Si Microsoft dit vrai, il reste toutefois possible que ces captures d’écran seront par la suite stockées sur un de ses serveurs, devenant ainsi accessibles à la multinationale et aux autres entités (entreprises, agences gouvernementales, etc.) avec qui elle partage des informations.
Dans tous les cas, cet outil représente un recul de la vie privée car des informations personnelles et sensibles se retrouveront enregistrées, souvent sans le consentement de toutes les personnes concernées. Prenons l’exemple d’une personne utilisant Recall qui fait des captures d’écran automatiques des messages échangés avec une amie, sans que cette dernière n’ait donné son accord à ce que sa conversation soit mémorisée par un programme.
Ces captures d’écran pourraient également être volées lors de cyberattaques et créent ainsi de nouvelles vulnérabilités pour les utilisateurs et utilisatrices.
DOGE utilise l’IA pour surveiller des employés fédéraux
Aux États-Unis, le Département pour l’Efficacité Gouvernementale mené par l’homme d’affaires Elon Musk utilise un système d’intelligence artificielle pour surveiller les employés d’une agence fédérale, a révélé Reuters mardi.
À l’Agence pour la Protection Environnementale, des managers ont été informés que l’équipe d’Elon Musk déploie une intelligence artificielle pour repérer si des travailleurs ont exprimé des critiques à l’encontre du président Donald Trump ou d’Elon Musk dans des messages ou lors de vidéoconférences.
Reuters qualifie cette pratique «d’usage inédit de la technologie» pour identifier les employés qui ne sont pas loyaux au président. Des experts en cybersécurité et en éthique gouvernementale estiment que l’administration Trump pourrait utiliser ces informations obtenues grâce à l’intelligence artificielle pour attaquer ceux qu’elle considère comme des opposants politiques.
🎥 À regarder
Democracy Now! a publié vendredi une vidéo sur deux employées de Microsoft qui ont protesté contre l’utilisation de l’intelligence artificielle et du cloud de l’entreprise américaine par l’armée israélienne dans la guerre à Gaza.
«Nous voulions que tout le monde sache que le cloud et l’IA de Microsoft sont les bombes et les balles du 21e siècle», a expliqué Vaniya Agrawal, une ancienne employée de Microsoft qui a été licenciée après avoir perturbé un événement de la multinationale le 4 avril.

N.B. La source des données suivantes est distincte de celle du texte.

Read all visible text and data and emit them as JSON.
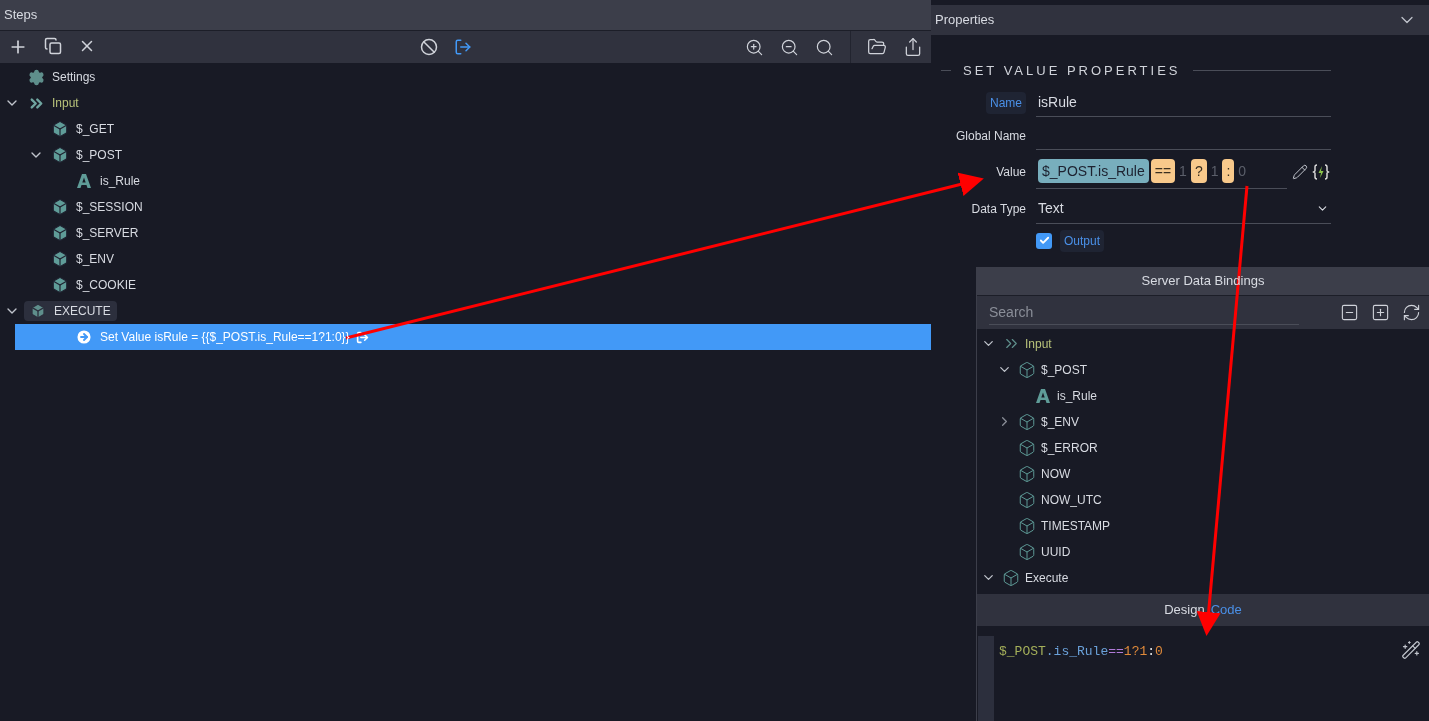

Une enquête de Cash Investigation intitulée «L’Intelligence Artificielle a-t-elle pris le contrôle sur notre quotidien?» a été publiée sur Youtube vendredi.
Conséquences du déploiement de l’IA pour de nombreux employés, analyse des émotions, traque arbitraire des fraudeurs au fisc, subventions du gouvernement français pour des projets d’IA, «travailleurs du clic» sous-payés pour entraîner des programmes… Cette enquête aborde de nombreux aspects controversés de l’intelligence artificielle.
🔈 À écouter
Le Temps a publié lundi un nouvel épisode de son podcast «IA qu’à m’expliquer».
Le journaliste Grégoire Barbey a interviewé Laurence Devillers, enseignante à Paris Sorbonne et chercheuse au Centre national de la recherche scientifique, le 20 mars 2025 lors du forum Forward à Écublens. Le thème de leur discussion: Jusqu’à quel point sommes-nous en mesure de discuter avec des machines sans nous faire manipuler par leurs artifices?
«Ce qu’il faut, c’est que tout le monde apprenne à avoir ce pas de côté et ne fasse pas confiance à ces machines.»
- Laurence Devillers
Merci d’avoir lu la toute première revue de presse de Réalité artificielle! Bonne semaine et à dimanche prochain.